26.Le Gouvernement s’emploie à améliorer la protection et les conditions de vie des réfugiés, en collaboration avec le Haut-Commissariat pour les réfugiés. Il a entrepris de mettre sur pied des politiques visant à réduire les mouvements migratoires vers le Yémen et au-delà. Les autorités chargées des questions d’asile s’efforcent actuellement de redynamiser la Commission nationale d’éligibilité au statut des réfugiés afin de mettre en place des procédures rapides et équitables pour la détermination de ce statut. Des mesures ont également été prises pour renforcer le cadre administratif national afin de garantir et d’améliorer l’accès des réfugiés et des demandeurs d’asile à l’enregistrement et à la délivrance des documents et de leur permettre de faire valoir leurs droits économiques.

27.M. Bruni (Rapporteur pour Djibouti) dit que le Comité consignera dans ses observations finales l’engagement que l’État partie a pris de charger la Commission de réforme judiciaire d’harmoniser sa législation interne avec les dispositions des instruments internationaux auxquels il est partie et de faire en sorte que les membres de la Commission nationale des droits de l’homme soient à l’avenir élus et non plus nommés par le Président. Il prend également acte du fait que les informations énoncées au paragraphe 75 du rapport à l’examen sont erronées, et qu’un homicide et des coups et blessures ne peuvent donc pas être ordonnés par l’autorité légitime.

28.M. Bruni juge inquiétantes les informations exposées au paragraphe 84 du rapport à l’examen, où il est dit que, dans la pratique, de nombreux abus sont commis par ignorance ou par méconnaissance des règles de la part de certaines autorités administratives ou militaires ou de certains membres des forces de l’ordre. Cette lacune est d’autant plus préoccupante que le rapport fait ouvertement référence à l’impunité dont jouissent les auteurs de tels actes. Le Rapporteur souhaiterait donc savoir si des peines de quinze ans d’emprisonnement ont déjà été prononcées à l’encontre des auteurs d’actes de torture, comme le prévoit le Code pénal.

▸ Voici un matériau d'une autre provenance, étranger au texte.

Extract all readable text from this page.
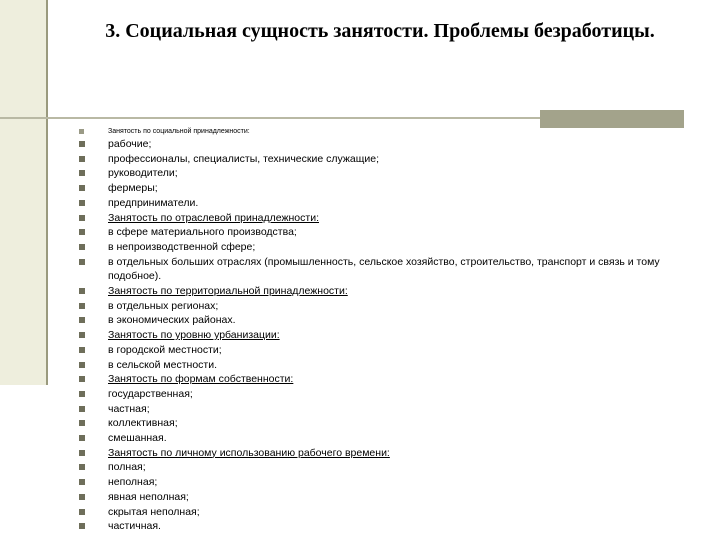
3. Социальная сущность занятости. Проблемы безработицы.
Занятость по социальной принадлежности:
рабочие;
профессионалы, специалисты, технические служащие;
руководители;
фермеры;
предприниматели.
Занятость по отраслевой принадлежности:
в сфере материального производства;
в непроизводственной сфере;
в отдельных больших отраслях (промышленность, сельское хозяйство, строительство, транспорт и связь и тому подобное).
Занятость по территориальной принадлежности:
в отдельных регионах;
в экономических районах.
Занятость по уровню урбанизации:
в городской местности;
в сельской местности.
Занятость по формам собственности:
государственная;
частная;
коллективная;
смешанная.
Занятость по личному использованию рабочего времени:
полная;
неполная;
явная неполная;
скрытая неполная;
частичная.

29.La délégation pourra peut-être indiquer si les anciens établissements pénitentiaires qui ont été remis en service pour tenter de résoudre le problème de la surpopulation carcérale dans la capitale offrent des conditions de détention décentes, étant donné qu’ils ont été fermés pendant de nombreuses années. Les informations fournies par le Président de la Commission nationale des droits de l’homme au sujet de Mohamed Ahmed, dit Jabha, qui avait été décrit par des ONG comme étant très malade et qui a manifestement bénéficié des soins de santé nécessaires en prison, sont rassurantes. Il va de soi que les ONG en question continueront de suivre la situation de cette personne.

30.D’après des informations émanant de l’Observatoire pour le respect des droits humains de Djibouti, plusieurs personnes ayant pris part aux manifestations du 18 février 2011 auraient été torturées dans les locaux de la gendarmerie. La délégation pourra peut-être confirmer ou infirmer ces affirmations. Elle pourra peut-être également apporter un complément d’information sur l’affaire concernant les deux pilotes éthiopiens qui avaient atterri sur le sol djiboutien pour y trouver refuge en 2005 et qui ont été renvoyés par la suite en Éthiopie, où ils auraient été soumis à la torture. Elle voudra bien indiquer à ce sujet si les intéressés sont réellement rentrés dans leur pays de leur plein gré comme l’affirment les autorités djiboutiennes, ce que les familles des victimes ont toujours nié.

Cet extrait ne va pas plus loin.